Mirela and Samantha sprinted after him.

The park led into a laneway and then a side street wide enough only for foot traffic. Birthday Jones ducked past a display stand on the sidewalk, but Mirela collected it, and brochures and magazines flew like birds into Samantha’s face. Her feet became entangled in the wire frame and she was suddenly airborne. But not for long. She crashed down into the gutter, palms first, chin next. She bit her tongue and tasted blood.
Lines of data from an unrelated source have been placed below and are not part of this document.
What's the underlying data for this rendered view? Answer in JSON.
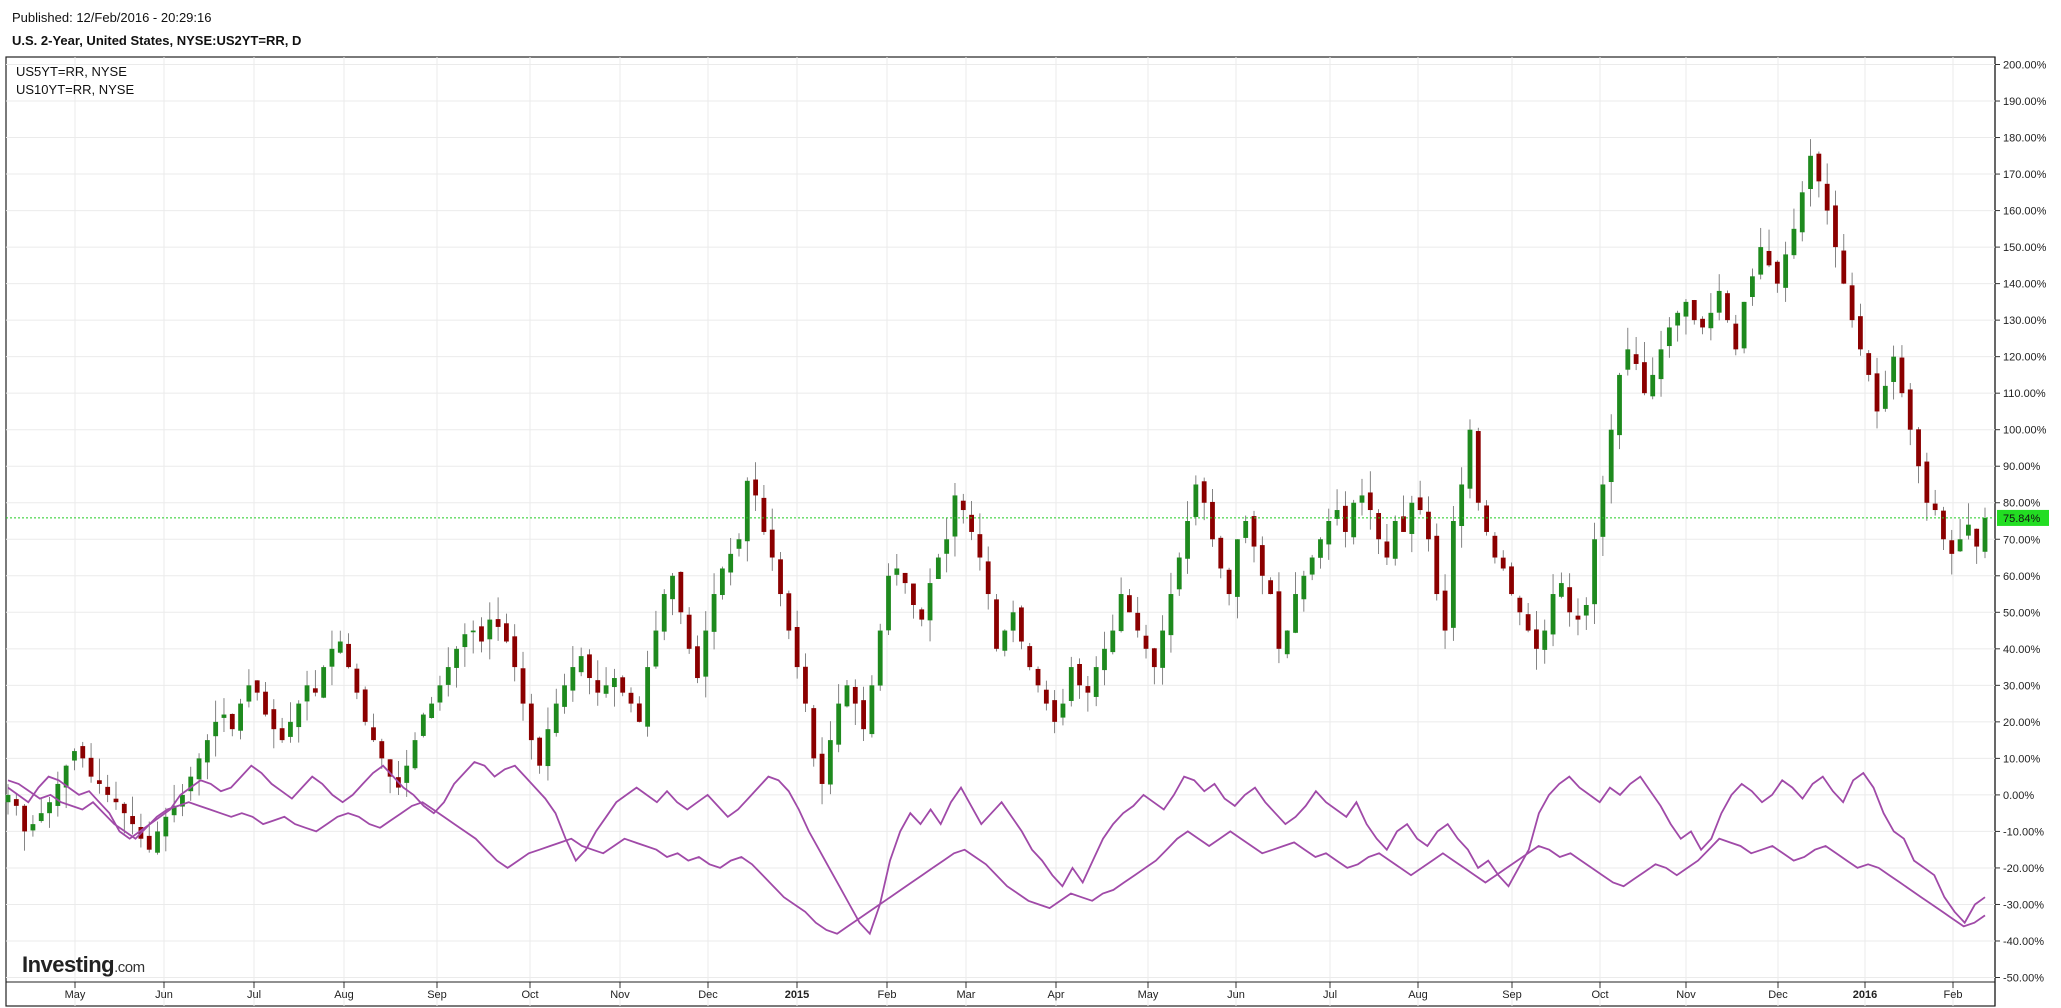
{
  "header": {
    "published": "Published: 12/Feb/2016 - 20:29:16",
    "title": "U.S. 2-Year, United States, NYSE:US2YT=RR, D"
  },
  "legend": {
    "items": [
      "US5YT=RR, NYSE",
      "US10YT=RR, NYSE"
    ]
  },
  "logo": {
    "brand": "Investing",
    "suffix": ".com"
  },
  "colors": {
    "up": "#1e8a1e",
    "down": "#8b0000",
    "comparison": "#a04aa8",
    "grid": "#ebebeb",
    "last_price_line": "#22cc22",
    "last_price_badge": "#22dd22"
  },
  "chart_data": {
    "type": "line",
    "subtype": "candlestick-with-comparison-lines",
    "title": "U.S. 2-Year, United States, NYSE:US2YT=RR, D",
    "ylabel": "",
    "ylim": [
      -50,
      200
    ],
    "y_ticks": [
      "200.00%",
      "190.00%",
      "180.00%",
      "170.00%",
      "160.00%",
      "150.00%",
      "140.00%",
      "130.00%",
      "120.00%",
      "110.00%",
      "100.00%",
      "90.00%",
      "80.00%",
      "70.00%",
      "60.00%",
      "50.00%",
      "40.00%",
      "30.00%",
      "20.00%",
      "10.00%",
      "0.00%",
      "-10.00%",
      "-20.00%",
      "-30.00%",
      "-40.00%",
      "-50.00%"
    ],
    "x_labels": [
      "May",
      "Jun",
      "Jul",
      "Aug",
      "Sep",
      "Oct",
      "Nov",
      "Dec",
      "2015",
      "Feb",
      "Mar",
      "Apr",
      "May",
      "Jun",
      "Jul",
      "Aug",
      "Sep",
      "Oct",
      "Nov",
      "Dec",
      "2016",
      "Feb"
    ],
    "bold_x_labels": [
      "2015",
      "2016"
    ],
    "grid": true,
    "legend_position": "top-left",
    "last_value": 75.84,
    "last_value_label": "75.84%",
    "series": [
      {
        "symbol": "US2YT=RR",
        "type": "candlestick",
        "closes_percent": [
          0,
          -3,
          -10,
          -8,
          -5,
          -2,
          3,
          8,
          12,
          10,
          5,
          3,
          0,
          -2,
          -5,
          -8,
          -12,
          -15,
          -10,
          -6,
          -3,
          0,
          5,
          10,
          15,
          20,
          22,
          18,
          25,
          30,
          28,
          22,
          18,
          15,
          20,
          25,
          30,
          28,
          35,
          40,
          42,
          35,
          28,
          20,
          15,
          10,
          5,
          2,
          8,
          15,
          22,
          25,
          30,
          35,
          40,
          44,
          45,
          42,
          48,
          46,
          42,
          35,
          25,
          15,
          8,
          18,
          25,
          30,
          35,
          38,
          32,
          28,
          30,
          32,
          28,
          25,
          20,
          35,
          45,
          55,
          60,
          50,
          40,
          32,
          45,
          55,
          62,
          66,
          70,
          86,
          82,
          72,
          65,
          55,
          45,
          35,
          25,
          10,
          3,
          15,
          25,
          30,
          25,
          18,
          30,
          45,
          60,
          62,
          58,
          52,
          48,
          58,
          65,
          70,
          82,
          78,
          72,
          65,
          55,
          40,
          45,
          50,
          42,
          35,
          30,
          25,
          20,
          25,
          35,
          30,
          28,
          35,
          40,
          45,
          55,
          50,
          45,
          40,
          35,
          45,
          55,
          65,
          75,
          85,
          80,
          70,
          62,
          55,
          70,
          75,
          68,
          60,
          55,
          40,
          45,
          55,
          60,
          65,
          70,
          75,
          78,
          72,
          80,
          82,
          78,
          70,
          65,
          75,
          72,
          80,
          78,
          70,
          55,
          45,
          75,
          85,
          100,
          80,
          72,
          65,
          62,
          55,
          50,
          45,
          40,
          45,
          55,
          58,
          50,
          48,
          52,
          70,
          85,
          100,
          115,
          122,
          118,
          110,
          115,
          122,
          128,
          132,
          135,
          130,
          128,
          132,
          138,
          130,
          122,
          135,
          142,
          150,
          145,
          140,
          148,
          155,
          165,
          175,
          168,
          160,
          150,
          140,
          130,
          122,
          115,
          105,
          112,
          120,
          110,
          100,
          90,
          80,
          78,
          70,
          66,
          70,
          74,
          68,
          75.84
        ]
      },
      {
        "symbol": "US5YT=RR",
        "type": "line",
        "values_percent": [
          2,
          0,
          -2,
          2,
          5,
          4,
          2,
          0,
          1,
          -2,
          -5,
          -10,
          -12,
          -10,
          -8,
          -6,
          -4,
          0,
          2,
          4,
          3,
          1,
          2,
          5,
          8,
          6,
          3,
          1,
          -1,
          2,
          5,
          3,
          0,
          -2,
          0,
          3,
          6,
          8,
          5,
          2,
          0,
          -3,
          -5,
          -2,
          3,
          6,
          9,
          8,
          5,
          7,
          8,
          5,
          2,
          -1,
          -5,
          -12,
          -18,
          -15,
          -10,
          -6,
          -2,
          0,
          2,
          0,
          -2,
          1,
          -2,
          -4,
          -2,
          0,
          -3,
          -6,
          -4,
          -1,
          2,
          5,
          4,
          1,
          -4,
          -10,
          -15,
          -20,
          -25,
          -30,
          -35,
          -38,
          -30,
          -18,
          -10,
          -5,
          -8,
          -4,
          -8,
          -2,
          2,
          -3,
          -8,
          -5,
          -2,
          -6,
          -10,
          -15,
          -18,
          -22,
          -25,
          -20,
          -24,
          -18,
          -12,
          -8,
          -5,
          -3,
          0,
          -2,
          -4,
          0,
          5,
          4,
          1,
          3,
          -1,
          -3,
          0,
          2,
          -2,
          -5,
          -8,
          -6,
          -3,
          1,
          -2,
          -4,
          -6,
          -2,
          -8,
          -12,
          -15,
          -10,
          -8,
          -12,
          -14,
          -10,
          -8,
          -12,
          -15,
          -20,
          -18,
          -22,
          -25,
          -20,
          -15,
          -5,
          0,
          3,
          5,
          2,
          0,
          -2,
          2,
          0,
          3,
          5,
          1,
          -3,
          -8,
          -12,
          -10,
          -15,
          -12,
          -5,
          0,
          3,
          1,
          -2,
          0,
          4,
          2,
          -1,
          3,
          5,
          1,
          -2,
          4,
          6,
          2,
          -5,
          -10,
          -12,
          -18,
          -20,
          -22,
          -28,
          -32,
          -35,
          -30,
          -28
        ]
      },
      {
        "symbol": "US10YT=RR",
        "type": "line",
        "values_percent": [
          4,
          3,
          1,
          -1,
          0,
          -2,
          -3,
          -4,
          -2,
          -5,
          -8,
          -10,
          -12,
          -9,
          -6,
          -4,
          -3,
          -2,
          -3,
          -4,
          -5,
          -6,
          -5,
          -6,
          -8,
          -7,
          -6,
          -8,
          -9,
          -10,
          -8,
          -6,
          -5,
          -6,
          -8,
          -9,
          -7,
          -5,
          -3,
          -2,
          -4,
          -6,
          -8,
          -10,
          -12,
          -15,
          -18,
          -20,
          -18,
          -16,
          -15,
          -14,
          -13,
          -12,
          -14,
          -15,
          -16,
          -14,
          -12,
          -13,
          -14,
          -15,
          -17,
          -16,
          -18,
          -17,
          -19,
          -20,
          -18,
          -17,
          -19,
          -22,
          -25,
          -28,
          -30,
          -32,
          -35,
          -37,
          -38,
          -36,
          -34,
          -32,
          -30,
          -28,
          -26,
          -24,
          -22,
          -20,
          -18,
          -16,
          -15,
          -17,
          -19,
          -22,
          -25,
          -27,
          -29,
          -30,
          -31,
          -29,
          -27,
          -28,
          -29,
          -27,
          -26,
          -24,
          -22,
          -20,
          -18,
          -15,
          -12,
          -10,
          -12,
          -14,
          -12,
          -10,
          -12,
          -14,
          -16,
          -15,
          -14,
          -13,
          -15,
          -17,
          -16,
          -18,
          -20,
          -19,
          -17,
          -16,
          -18,
          -20,
          -22,
          -20,
          -18,
          -16,
          -18,
          -20,
          -22,
          -24,
          -22,
          -20,
          -18,
          -16,
          -14,
          -15,
          -17,
          -16,
          -18,
          -20,
          -22,
          -24,
          -25,
          -23,
          -21,
          -19,
          -20,
          -22,
          -20,
          -18,
          -15,
          -12,
          -13,
          -14,
          -16,
          -15,
          -14,
          -16,
          -18,
          -17,
          -15,
          -14,
          -16,
          -18,
          -20,
          -19,
          -20,
          -22,
          -24,
          -26,
          -28,
          -30,
          -32,
          -34,
          -36,
          -35,
          -33
        ]
      }
    ]
  }
}
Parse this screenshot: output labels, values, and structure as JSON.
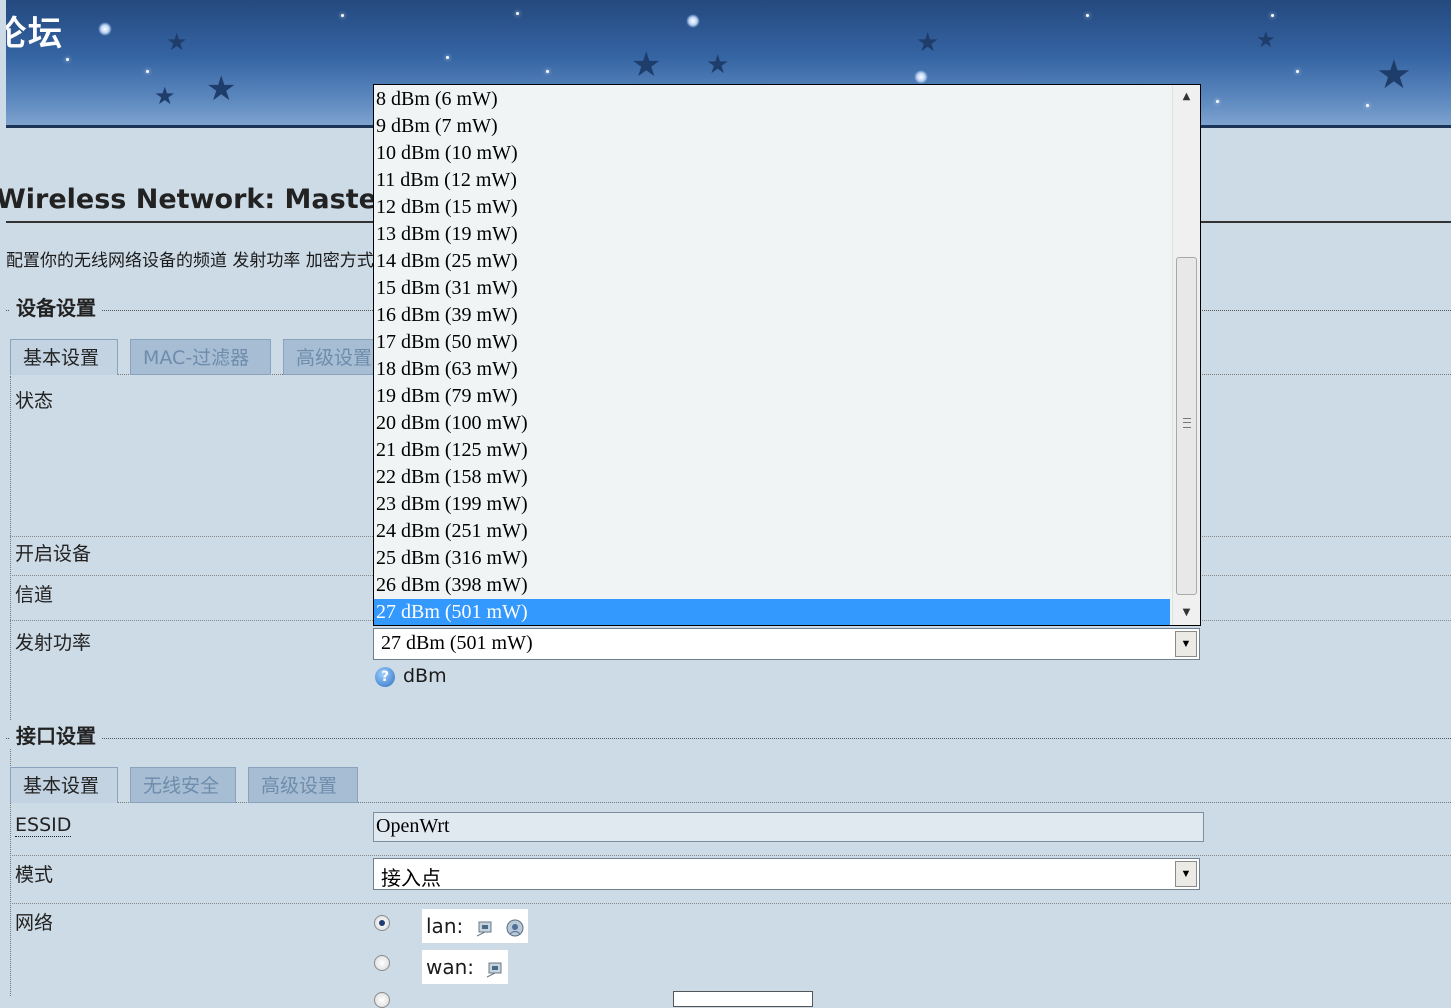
{
  "banner": {
    "title": "论坛"
  },
  "page": {
    "title": "Wireless Network: Master \"OpenWrt\"",
    "intro": "配置你的无线网络设备的频道 发射功率 加密方式 以及相关参数"
  },
  "device_section": {
    "legend": "设备设置",
    "tabs": [
      {
        "label": "基本设置"
      },
      {
        "label": "MAC-过滤器"
      },
      {
        "label": "高级设置"
      }
    ],
    "rows": {
      "status": "状态",
      "enable": "开启设备",
      "channel": "信道",
      "txpower": "发射功率"
    },
    "txpower_value": "27 dBm (501 mW)",
    "txpower_help": "dBm"
  },
  "txpower_dropdown": {
    "options": [
      "8 dBm (6 mW)",
      "9 dBm (7 mW)",
      "10 dBm (10 mW)",
      "11 dBm (12 mW)",
      "12 dBm (15 mW)",
      "13 dBm (19 mW)",
      "14 dBm (25 mW)",
      "15 dBm (31 mW)",
      "16 dBm (39 mW)",
      "17 dBm (50 mW)",
      "18 dBm (63 mW)",
      "19 dBm (79 mW)",
      "20 dBm (100 mW)",
      "21 dBm (125 mW)",
      "22 dBm (158 mW)",
      "23 dBm (199 mW)",
      "24 dBm (251 mW)",
      "25 dBm (316 mW)",
      "26 dBm (398 mW)",
      "27 dBm (501 mW)"
    ],
    "selected_index": 19
  },
  "interface_section": {
    "legend": "接口设置",
    "tabs": [
      {
        "label": "基本设置"
      },
      {
        "label": "无线安全"
      },
      {
        "label": "高级设置"
      }
    ],
    "rows": {
      "essid": "ESSID",
      "mode": "模式",
      "network": "网络"
    },
    "essid_value": "OpenWrt",
    "mode_value": "接入点",
    "networks": [
      {
        "label": "lan:"
      },
      {
        "label": "wan:"
      }
    ]
  }
}
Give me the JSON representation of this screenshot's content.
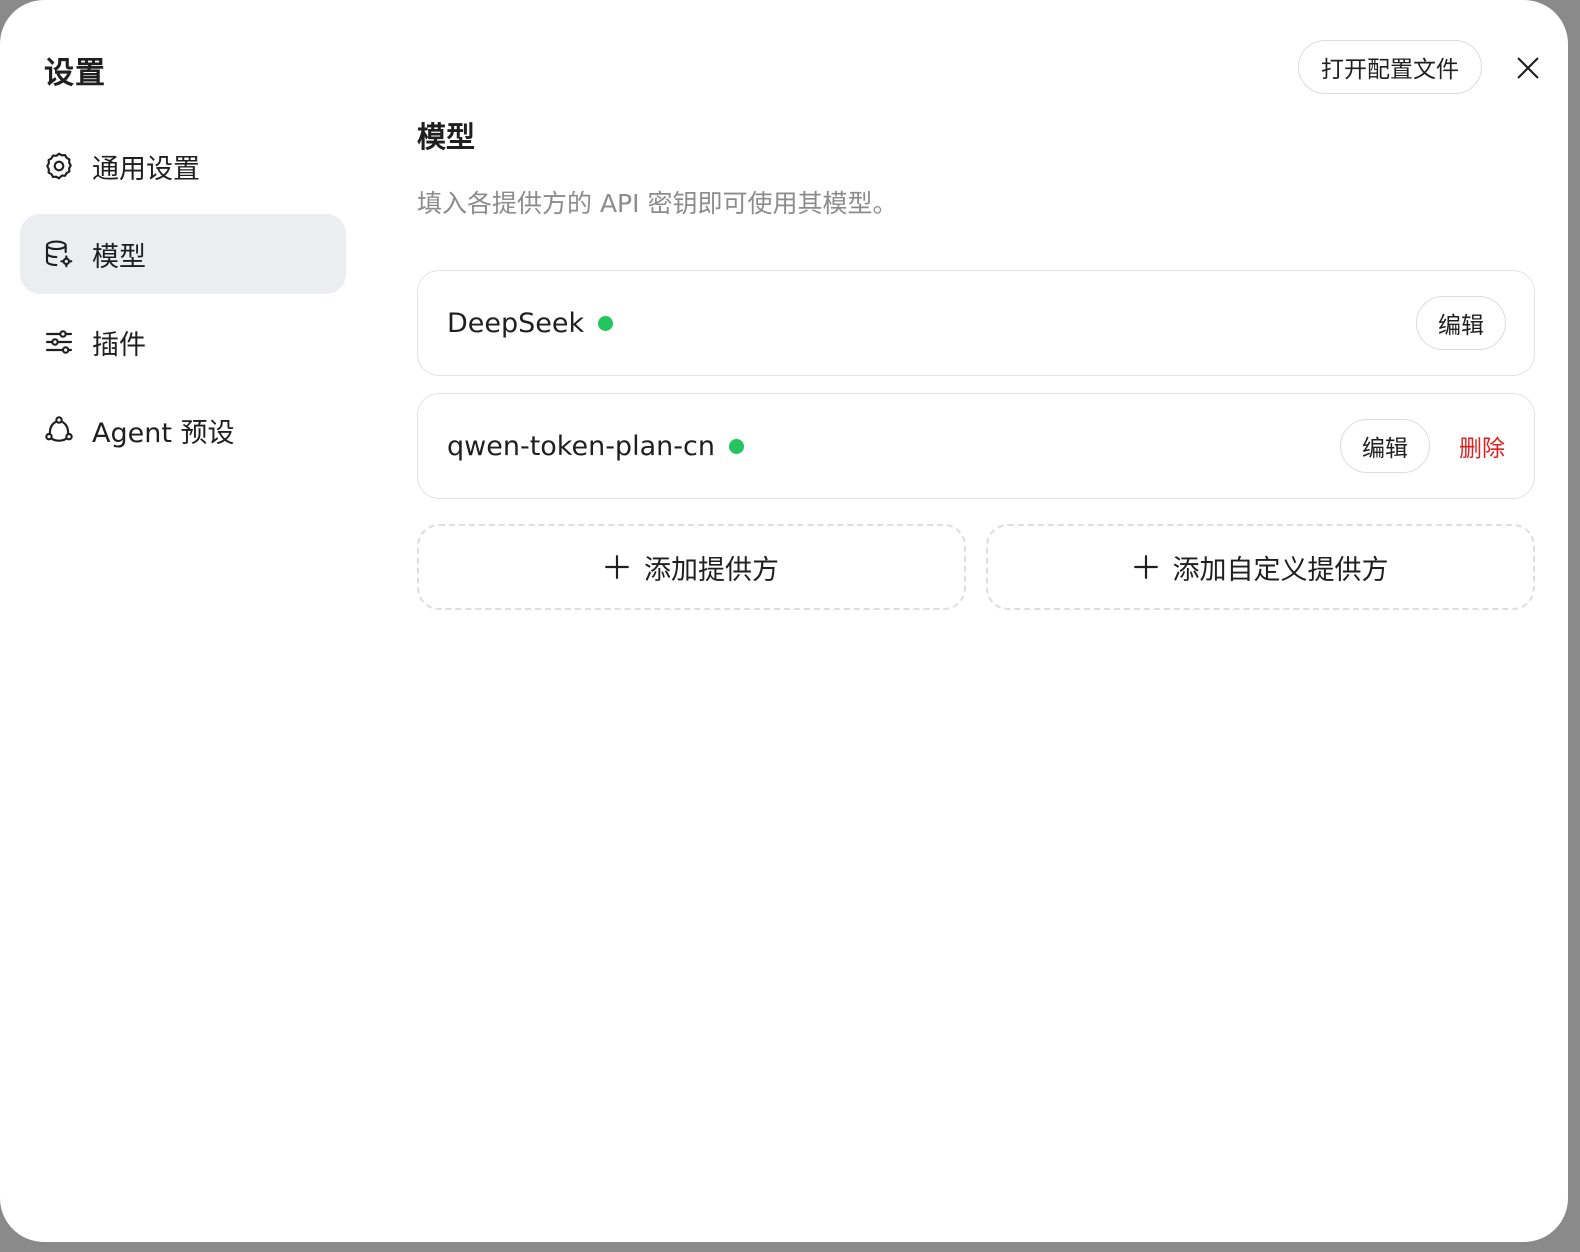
{
  "window": {
    "title": "设置"
  },
  "header": {
    "open_config_label": "打开配置文件"
  },
  "sidebar": {
    "items": [
      {
        "label": "通用设置",
        "icon": "gear-icon"
      },
      {
        "label": "模型",
        "icon": "database-gear-icon",
        "active": true
      },
      {
        "label": "插件",
        "icon": "sliders-icon"
      },
      {
        "label": "Agent 预设",
        "icon": "agent-network-icon"
      }
    ]
  },
  "main": {
    "title": "模型",
    "description": "填入各提供方的 API 密钥即可使用其模型。",
    "providers": [
      {
        "name": "DeepSeek",
        "status": "active",
        "edit_label": "编辑"
      },
      {
        "name": "qwen-token-plan-cn",
        "status": "active",
        "edit_label": "编辑",
        "delete_label": "删除"
      }
    ],
    "add_provider_label": "添加提供方",
    "add_custom_provider_label": "添加自定义提供方"
  },
  "colors": {
    "status_green": "#22c55e",
    "delete_red": "#e02020",
    "active_nav_bg": "#ecedf1"
  }
}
‘Ouch,’ she said miserably to Birthday, who was already standing over her, hands reaching down. She got the dimples.

‘Come on!’ yelled Mirela.

The shopkeeper raced out of his store pelting stale bread rolls and screaming like a steam train. While Birthday pulled Samantha to her feet, Mirela picked the rolls up from the laneway and, laughing, pegged them back at the enraged store owner.

Shouts from behind them sounded much too close. Samantha’s head pounded and her hands were on fire.

‘Seriously, Birthday,’ Mirela yelled as they began running again. ‘Why’d ya have to pick jocks as your marks? Couldn’t you have targeted a little old lady?’

‘That’s hardly fair, is it?’ he said. ‘This way.’

Skidding into the next street, Birthday abruptly jerked around a corner and into an enclave. ‘Up here,’ he shouted, running through a darkened doorway opening onto a set of concrete stairs.

‘Eww,’ said Mirela, halting at the foot of the stairs, her nose wrinkled. ‘It smells like somebody pissed in here.’

‘That’s because people do,’ Birthday called down to her. ‘A lot.’

He took the stairs two at a time, Mirela right behind him. Samantha managed them one by one, limping now, a hand on the rail for support. Birthday Jones disappeared into a room at the top and Mirela again paused at the threshold, hands on hips, sucking air.

‘Come on, Sam,’ she called down. ‘I’m not going in there without you.’

‘Hold up,’ Sam managed. Drums played at the back of her head and it felt like her jaw wouldn’t close properly.

‘You don’t look so good,’ said Mirela when she cleared the last step.